By: R. Joyclyn Wea
MONROVIA-In the wake of the14 years of civil unrest, the education sector experienced a gravitating brain drain.
This drain triggered the infiltration of unqualified individuals into the teaching force which has led to decline in performances and students’ learning outcomes.
As one of its major goals, the Ministry of Education has embarked on the establishment of an effective school quality improvement and accountability system which puts premium emphasis on the certification and licensing of teachers.

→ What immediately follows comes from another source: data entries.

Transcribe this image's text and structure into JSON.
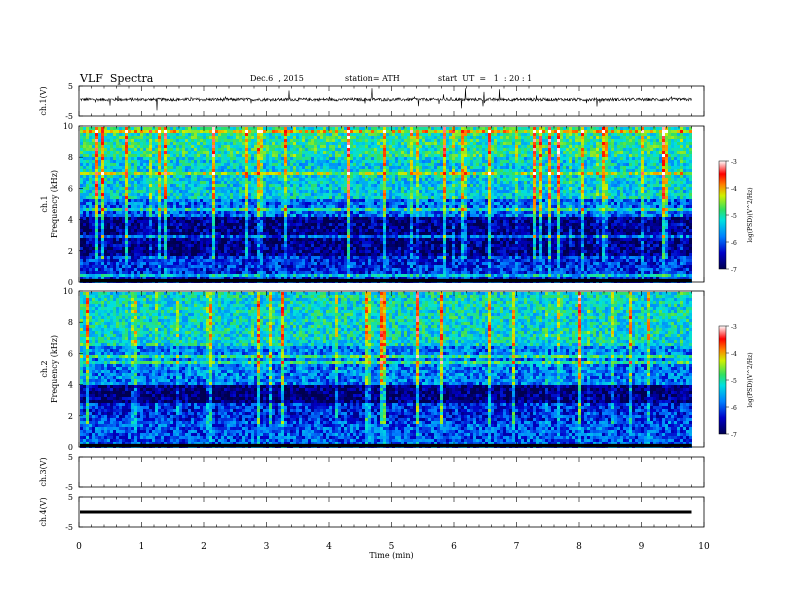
{
  "header": {
    "title": "VLF  Spectra",
    "date": "Dec.6  , 2015",
    "station": "station= ATH",
    "start": "start  UT  =   1  : 20 : 1"
  },
  "chart_data": [
    {
      "type": "line",
      "ylabel": "ch.1(V)",
      "yticks": [
        "5",
        "-5"
      ],
      "ylim": [
        -5,
        5
      ],
      "description_values": {
        "baseline_v": 0.5,
        "noise_amplitude_v": 1.0,
        "spike_amplitude_v": 3.5
      }
    },
    {
      "type": "heatmap",
      "ylabel": "Frequency  (kHz)",
      "channel": "ch.1",
      "ylim": [
        0,
        10
      ],
      "yticks": [
        "0",
        "2",
        "4",
        "6",
        "8",
        "10"
      ],
      "colorbar": {
        "label": "log(PSD)(V^2/Hz)",
        "ticks": [
          "-3",
          "-4",
          "-5",
          "-6",
          "-7"
        ],
        "range": [
          -7,
          -3
        ]
      },
      "bands": [
        {
          "f_low": 0,
          "f_high": 1.8,
          "level": -6.2
        },
        {
          "f_low": 1.8,
          "f_high": 4.6,
          "level": -6.7
        },
        {
          "f_low": 4.6,
          "f_high": 5.5,
          "level": -5.9
        },
        {
          "f_low": 5.5,
          "f_high": 8.2,
          "level": -5.3
        },
        {
          "f_low": 8.2,
          "f_high": 10,
          "level": -5.0
        }
      ]
    },
    {
      "type": "heatmap",
      "ylabel": "Frequency  (kHz)",
      "channel": "ch.2",
      "ylim": [
        0,
        10
      ],
      "yticks": [
        "0",
        "2",
        "4",
        "6",
        "8",
        "10"
      ],
      "colorbar": {
        "label": "log(PSD)(V^2/Hz)",
        "ticks": [
          "-3",
          "-4",
          "-5",
          "-6",
          "-7"
        ],
        "range": [
          -7,
          -3
        ]
      },
      "bands": [
        {
          "f_low": 0,
          "f_high": 1.8,
          "level": -6.0
        },
        {
          "f_low": 1.8,
          "f_high": 3.0,
          "level": -6.2
        },
        {
          "f_low": 3.0,
          "f_high": 4.0,
          "level": -6.8
        },
        {
          "f_low": 4.0,
          "f_high": 6.5,
          "level": -5.8
        },
        {
          "f_low": 6.5,
          "f_high": 10,
          "level": -5.2
        }
      ]
    },
    {
      "type": "line",
      "ylabel": "ch.3(V)",
      "yticks": [
        "5",
        "-5"
      ],
      "ylim": [
        -5,
        5
      ],
      "description_values": {
        "baseline_v": 0
      }
    },
    {
      "type": "line",
      "ylabel": "ch.4(V)",
      "yticks": [
        "5",
        "-5"
      ],
      "ylim": [
        -5,
        5
      ],
      "description_values": {
        "baseline_v": 0
      }
    }
  ],
  "xaxis": {
    "label": "Time  (min)",
    "xlim": [
      0,
      10
    ],
    "ticks": [
      "0",
      "1",
      "2",
      "3",
      "4",
      "5",
      "6",
      "7",
      "8",
      "9",
      "10"
    ],
    "data_end_min": 9.8
  },
  "colors": {
    "waveform": "#000000",
    "background": "#ffffff"
  }
}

Against this backdrop, the Movement in Support of Teachers Licensure Project held a stakeholders policy engagement dialogue seeking to ensure the integration of public perception, especially from teachers on the viability of the policy and further increase its acceptability upon completion and validation across Montserrado and Maryland Counties.
This need is reflected in the New Education Reform act of 2011 (section 3.5.1c) which states that “every person to be employed or recruited as a teacher shall possess a teaching certificate or degree and shall be licensed to teach.”

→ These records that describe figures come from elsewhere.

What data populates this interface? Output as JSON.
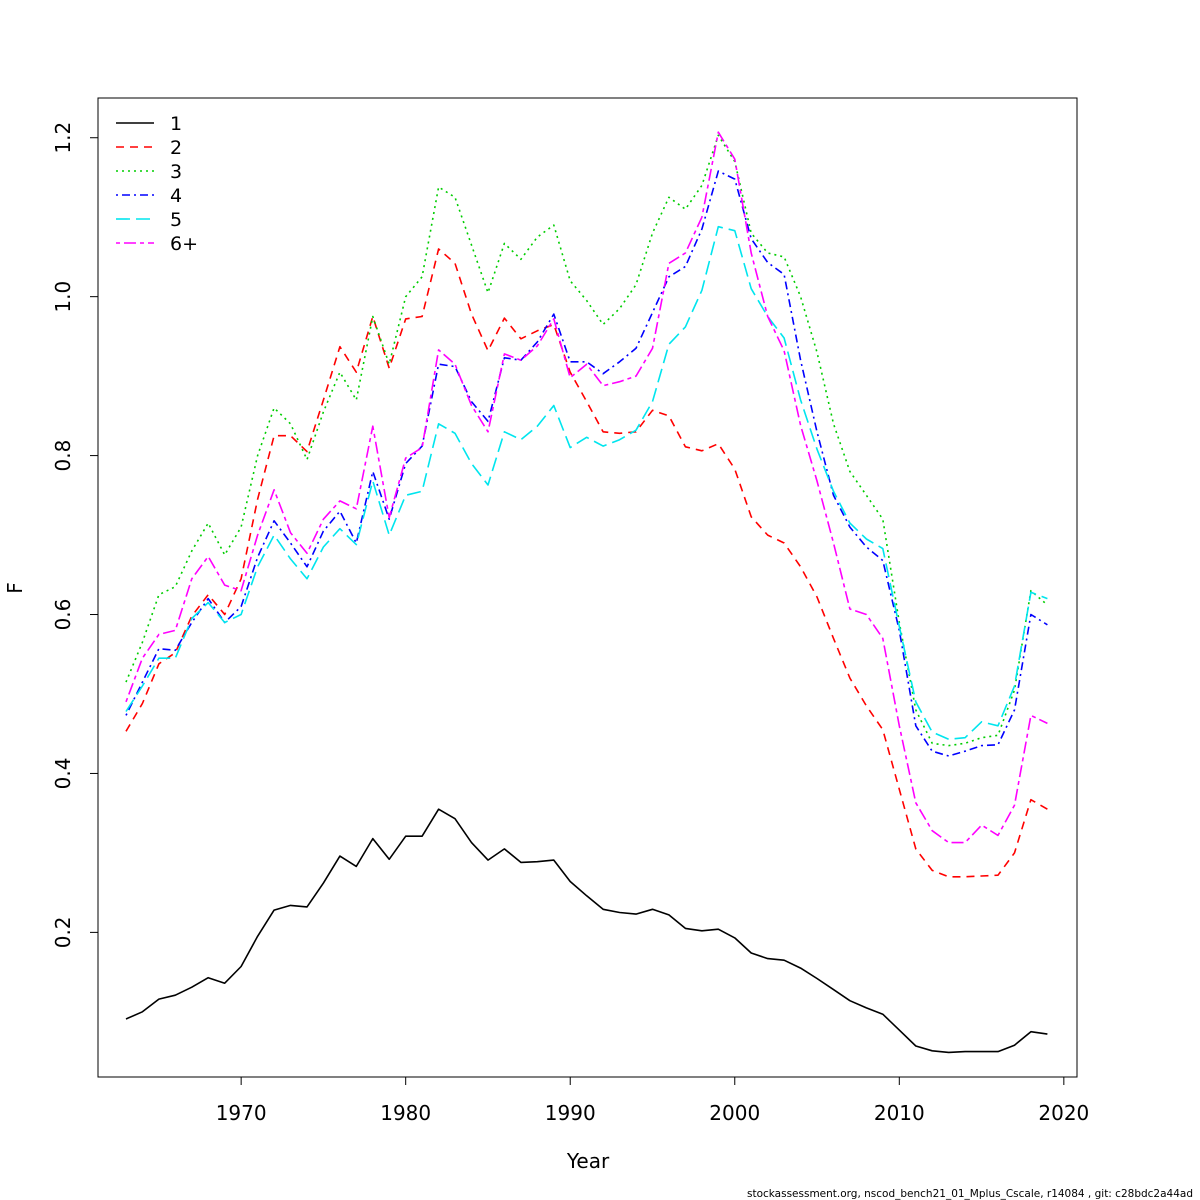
{
  "chart_data": {
    "type": "line",
    "xlabel": "Year",
    "ylabel": "F",
    "xlim": [
      1961.3,
      2020.8
    ],
    "ylim": [
      0.018,
      1.25
    ],
    "xticks": [
      1970,
      1980,
      1990,
      2000,
      2010,
      2020
    ],
    "yticks": [
      0.2,
      0.4,
      0.6,
      0.8,
      1.0,
      1.2
    ],
    "ytick_labels": [
      "0.2",
      "0.4",
      "0.6",
      "0.8",
      "1.0",
      "1.2"
    ],
    "grid": false,
    "legend_position": "top-left",
    "footer": "stockassessment.org, nscod_bench21_01_Mplus_Cscale, r14084 , git: c28bdc2a44ad",
    "x": [
      1963,
      1964,
      1965,
      1966,
      1967,
      1968,
      1969,
      1970,
      1971,
      1972,
      1973,
      1974,
      1975,
      1976,
      1977,
      1978,
      1979,
      1980,
      1981,
      1982,
      1983,
      1984,
      1985,
      1986,
      1987,
      1988,
      1989,
      1990,
      1991,
      1992,
      1993,
      1994,
      1995,
      1996,
      1997,
      1998,
      1999,
      2000,
      2001,
      2002,
      2003,
      2004,
      2005,
      2006,
      2007,
      2008,
      2009,
      2010,
      2011,
      2012,
      2013,
      2014,
      2015,
      2016,
      2017,
      2018,
      2019
    ],
    "series": [
      {
        "name": "1",
        "color": "#000000",
        "dash": "solid",
        "values": [
          0.091,
          0.1,
          0.116,
          0.121,
          0.131,
          0.143,
          0.136,
          0.157,
          0.195,
          0.228,
          0.234,
          0.232,
          0.262,
          0.296,
          0.283,
          0.318,
          0.292,
          0.321,
          0.321,
          0.355,
          0.343,
          0.313,
          0.291,
          0.305,
          0.288,
          0.289,
          0.291,
          0.264,
          0.246,
          0.229,
          0.225,
          0.223,
          0.229,
          0.222,
          0.205,
          0.202,
          0.204,
          0.193,
          0.174,
          0.167,
          0.165,
          0.155,
          0.142,
          0.128,
          0.114,
          0.105,
          0.097,
          0.077,
          0.057,
          0.051,
          0.049,
          0.05,
          0.05,
          0.05,
          0.058,
          0.075,
          0.072
        ]
      },
      {
        "name": "2",
        "color": "#ff0000",
        "dash": "dashed",
        "values": [
          0.453,
          0.488,
          0.538,
          0.552,
          0.598,
          0.625,
          0.6,
          0.645,
          0.745,
          0.825,
          0.825,
          0.805,
          0.87,
          0.937,
          0.905,
          0.975,
          0.91,
          0.972,
          0.975,
          1.06,
          1.042,
          0.978,
          0.932,
          0.973,
          0.947,
          0.957,
          0.965,
          0.905,
          0.868,
          0.83,
          0.828,
          0.83,
          0.857,
          0.85,
          0.811,
          0.806,
          0.815,
          0.783,
          0.723,
          0.7,
          0.69,
          0.66,
          0.622,
          0.57,
          0.52,
          0.485,
          0.455,
          0.38,
          0.305,
          0.278,
          0.27,
          0.27,
          0.271,
          0.272,
          0.3,
          0.367,
          0.355
        ]
      },
      {
        "name": "3",
        "color": "#00cd00",
        "dash": "dotted",
        "values": [
          0.515,
          0.565,
          0.625,
          0.635,
          0.68,
          0.715,
          0.675,
          0.71,
          0.8,
          0.86,
          0.84,
          0.795,
          0.855,
          0.905,
          0.87,
          0.975,
          0.915,
          1.0,
          1.025,
          1.138,
          1.125,
          1.065,
          1.005,
          1.067,
          1.047,
          1.075,
          1.09,
          1.02,
          0.995,
          0.965,
          0.985,
          1.015,
          1.08,
          1.125,
          1.11,
          1.14,
          1.203,
          1.17,
          1.08,
          1.055,
          1.05,
          1.0,
          0.93,
          0.84,
          0.78,
          0.75,
          0.72,
          0.59,
          0.48,
          0.438,
          0.435,
          0.438,
          0.445,
          0.448,
          0.505,
          0.63,
          0.612
        ]
      },
      {
        "name": "4",
        "color": "#0000ff",
        "dash": "dotdash",
        "values": [
          0.473,
          0.515,
          0.557,
          0.555,
          0.59,
          0.62,
          0.59,
          0.61,
          0.672,
          0.718,
          0.69,
          0.66,
          0.705,
          0.73,
          0.69,
          0.78,
          0.72,
          0.79,
          0.812,
          0.915,
          0.912,
          0.868,
          0.843,
          0.923,
          0.92,
          0.943,
          0.978,
          0.918,
          0.918,
          0.903,
          0.918,
          0.935,
          0.98,
          1.025,
          1.038,
          1.085,
          1.158,
          1.148,
          1.073,
          1.043,
          1.028,
          0.92,
          0.83,
          0.75,
          0.71,
          0.685,
          0.668,
          0.58,
          0.46,
          0.428,
          0.422,
          0.428,
          0.435,
          0.436,
          0.48,
          0.6,
          0.587
        ]
      },
      {
        "name": "5",
        "color": "#00e5ee",
        "dash": "longdash",
        "values": [
          0.478,
          0.51,
          0.545,
          0.545,
          0.595,
          0.615,
          0.59,
          0.6,
          0.66,
          0.7,
          0.67,
          0.645,
          0.685,
          0.708,
          0.688,
          0.768,
          0.7,
          0.75,
          0.755,
          0.84,
          0.828,
          0.79,
          0.763,
          0.83,
          0.82,
          0.837,
          0.863,
          0.81,
          0.823,
          0.812,
          0.82,
          0.832,
          0.868,
          0.94,
          0.962,
          1.008,
          1.088,
          1.083,
          1.01,
          0.975,
          0.948,
          0.87,
          0.808,
          0.755,
          0.715,
          0.695,
          0.683,
          0.585,
          0.49,
          0.452,
          0.443,
          0.445,
          0.465,
          0.46,
          0.51,
          0.628,
          0.62
        ]
      },
      {
        "name": "6+",
        "color": "#ff00ff",
        "dash": "twodash",
        "values": [
          0.49,
          0.545,
          0.575,
          0.58,
          0.645,
          0.673,
          0.637,
          0.63,
          0.7,
          0.757,
          0.703,
          0.677,
          0.72,
          0.743,
          0.733,
          0.837,
          0.722,
          0.797,
          0.81,
          0.933,
          0.915,
          0.863,
          0.83,
          0.928,
          0.92,
          0.938,
          0.972,
          0.898,
          0.915,
          0.888,
          0.893,
          0.9,
          0.935,
          1.042,
          1.055,
          1.1,
          1.207,
          1.173,
          1.055,
          0.975,
          0.932,
          0.838,
          0.768,
          0.69,
          0.607,
          0.6,
          0.57,
          0.46,
          0.363,
          0.328,
          0.313,
          0.313,
          0.335,
          0.322,
          0.36,
          0.473,
          0.463
        ]
      }
    ]
  }
}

The absence of licensing standards to hold educators and teachers more accountable has made it even more difficult to implement set policies in the Liberian school system, including the code of conduct for teachers and school administrators,” Dr. Charles Gbollie told the gathering.
With this in place, Gbollie believes that the education sector of Liberia will take a big step forward adding, “if we keep doing things the same way and no result, it means we are not okay, and if we are okay, this is one of the ways.”
The issue of compensation he said, had been a major delay in the licensing of teachers and educators at the level of the Ministry of Education.
It is hope that this advocacy campaign shall improve the acceptability of the licensure guidelines and provide opportunity for teachers’ voices to be heard as part of the policy input process.
Benjamin Reeves is the LIPACE Executive Director, addressing a stakeholders’ roundtable over the weekend said, the goal of the dialogue is to increase the acceptability rate of the policy when it has been developed.
“The MIST-L Project will ensure that the policy development circle is as inclusive as positive,” Reeves said.
The project will conduct dialogues with education stakeholders, leverage the media to share information on the drafting process of the national policy and engendered a fruitful conversation that increases acceptability of the policy as the Ministry of Education seeks to roll out the validated policy and its implementation.
LIPACE Boss noted that the absence of licensing standards to hold educators and teachers more accountable has made it more difficult to implement set policies in the Liberian school system including the code of conduct for teachers and school administrators.
The MIST-L Project is a policy-advocacy initiative that seeks to influence policy-level change by ensuring the voices of teachers are integrated into the policy drafting and validation processes and more importantly improving learning outcomes by harnessing the collective expertise of all actors through alliance building in both Montserrado and Maryland counties.
According to Reeves, this will require an inter-sectorial coordination from all actors involved before moving to validation of the policy.